Lo sapevano tutti che era necessario, ma tanto il governo quanto l’opposizione non aveva il coraggio di prendersi in faccia la responsabilità di fronte all’elettorato delle gravi misure necessarie a superare questo grave momento finanziario del paese. Oggi viene a definirsi ulteriormente la manovra approntata da Monti, che domani la illustrerà con precisione al parlamento. In generale però la manovra comporterà una correzione dei conti pubblici di circa 75 miliardi di euro.
In realtà la manovra comporterebbe all’incirca 24 miliardi di euro, ma considerando nel complesso ciò che è stato fatto nel 2011 la cifra complessiva sale. Sarebbe la più pesante della storia italiana, superiore anche a quella varata con la manovra voluta dal Governo Amato (che era fra i papabili insieme a Monti alla vigilia della nomina del governo di unità nazionale) del 1992. L’intervento all’epoca costò allo stato ben 96 miliardi di lire (pari a circa 48 miliardi di euro odierni), ma con un impatto immediato sui conti, mentre invece la manovra di Monti avranno un impatto triennale.

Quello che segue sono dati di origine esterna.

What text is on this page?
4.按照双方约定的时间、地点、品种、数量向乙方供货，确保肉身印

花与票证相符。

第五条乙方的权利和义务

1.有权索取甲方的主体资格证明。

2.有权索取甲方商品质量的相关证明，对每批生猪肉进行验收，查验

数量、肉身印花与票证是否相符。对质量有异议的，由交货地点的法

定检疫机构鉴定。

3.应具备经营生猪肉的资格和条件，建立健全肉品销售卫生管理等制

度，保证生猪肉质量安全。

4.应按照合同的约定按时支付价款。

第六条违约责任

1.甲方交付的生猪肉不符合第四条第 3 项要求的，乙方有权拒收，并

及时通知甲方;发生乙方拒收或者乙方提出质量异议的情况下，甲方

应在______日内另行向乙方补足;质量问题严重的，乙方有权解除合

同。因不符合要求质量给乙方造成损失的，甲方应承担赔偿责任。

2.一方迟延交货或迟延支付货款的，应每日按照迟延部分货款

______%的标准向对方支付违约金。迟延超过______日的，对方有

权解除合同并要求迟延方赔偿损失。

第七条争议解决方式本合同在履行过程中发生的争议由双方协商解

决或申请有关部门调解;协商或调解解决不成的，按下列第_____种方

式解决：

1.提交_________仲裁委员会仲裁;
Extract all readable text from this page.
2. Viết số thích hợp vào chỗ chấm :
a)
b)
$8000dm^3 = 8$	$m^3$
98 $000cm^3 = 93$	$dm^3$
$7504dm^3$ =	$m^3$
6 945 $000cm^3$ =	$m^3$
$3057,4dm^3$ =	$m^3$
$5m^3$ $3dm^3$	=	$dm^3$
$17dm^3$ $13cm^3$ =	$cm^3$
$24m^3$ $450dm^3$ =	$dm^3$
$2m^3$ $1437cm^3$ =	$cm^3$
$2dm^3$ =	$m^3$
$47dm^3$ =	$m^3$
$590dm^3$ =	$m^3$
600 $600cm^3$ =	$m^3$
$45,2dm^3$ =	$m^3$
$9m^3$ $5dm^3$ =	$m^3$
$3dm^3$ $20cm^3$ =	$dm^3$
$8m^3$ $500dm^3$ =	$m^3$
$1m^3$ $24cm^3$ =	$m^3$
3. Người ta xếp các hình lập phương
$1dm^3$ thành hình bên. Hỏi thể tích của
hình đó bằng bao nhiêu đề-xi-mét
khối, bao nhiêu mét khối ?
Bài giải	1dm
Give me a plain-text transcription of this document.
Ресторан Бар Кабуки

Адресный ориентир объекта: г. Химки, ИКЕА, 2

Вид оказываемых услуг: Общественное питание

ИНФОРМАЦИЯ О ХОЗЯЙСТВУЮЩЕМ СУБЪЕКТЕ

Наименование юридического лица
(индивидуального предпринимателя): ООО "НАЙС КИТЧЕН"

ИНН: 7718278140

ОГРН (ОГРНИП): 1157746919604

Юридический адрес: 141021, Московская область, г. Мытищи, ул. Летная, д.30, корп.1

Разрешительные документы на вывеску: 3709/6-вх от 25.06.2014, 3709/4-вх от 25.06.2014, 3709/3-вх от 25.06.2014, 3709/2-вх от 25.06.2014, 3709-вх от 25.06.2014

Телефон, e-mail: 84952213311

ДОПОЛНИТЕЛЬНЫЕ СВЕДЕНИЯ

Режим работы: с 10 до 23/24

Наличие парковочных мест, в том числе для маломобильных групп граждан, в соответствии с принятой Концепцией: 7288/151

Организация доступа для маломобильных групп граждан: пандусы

Il decreto voluto da Berlusconi e Tremonti varato all’inizio di settembre pure aveva un valore di 54,2 miliardi, con conseguenze entro il 2013, a questo è stata poi aggiunta la “correzione” operata da monti con un aggravio di oltre 20 milioni di euro. Sommando le misure proposte negli ultimi venti anni l’Italia avrebbe visto una correzione dei propri conti per un totale di 460 milioni di euro!
Ritoccato quindi il podio delle manovre più pesanti di sempre, mentre quella di Monti sale al primo posto, quella di Amato del 1992 scende al secondo, mentre quella di Tommaso Padoa-Schioppa del 2006 scende al terzo posto (la manovra comportò una correzione di 35 miliardi di euro).
Intanto i partiti continuano a bisticciare su chi sia il vero sostenitore della manovra e tentare con la solita demagogia di addossare la pesantezza della manovra sugli altri onde ottenerne un futuro vantaggio elettorale. Decisamente anti-patriottico l’atteggiamento della Lega Nord, che insiste nel rifiutare di collaborare con il governo di unità nazionale.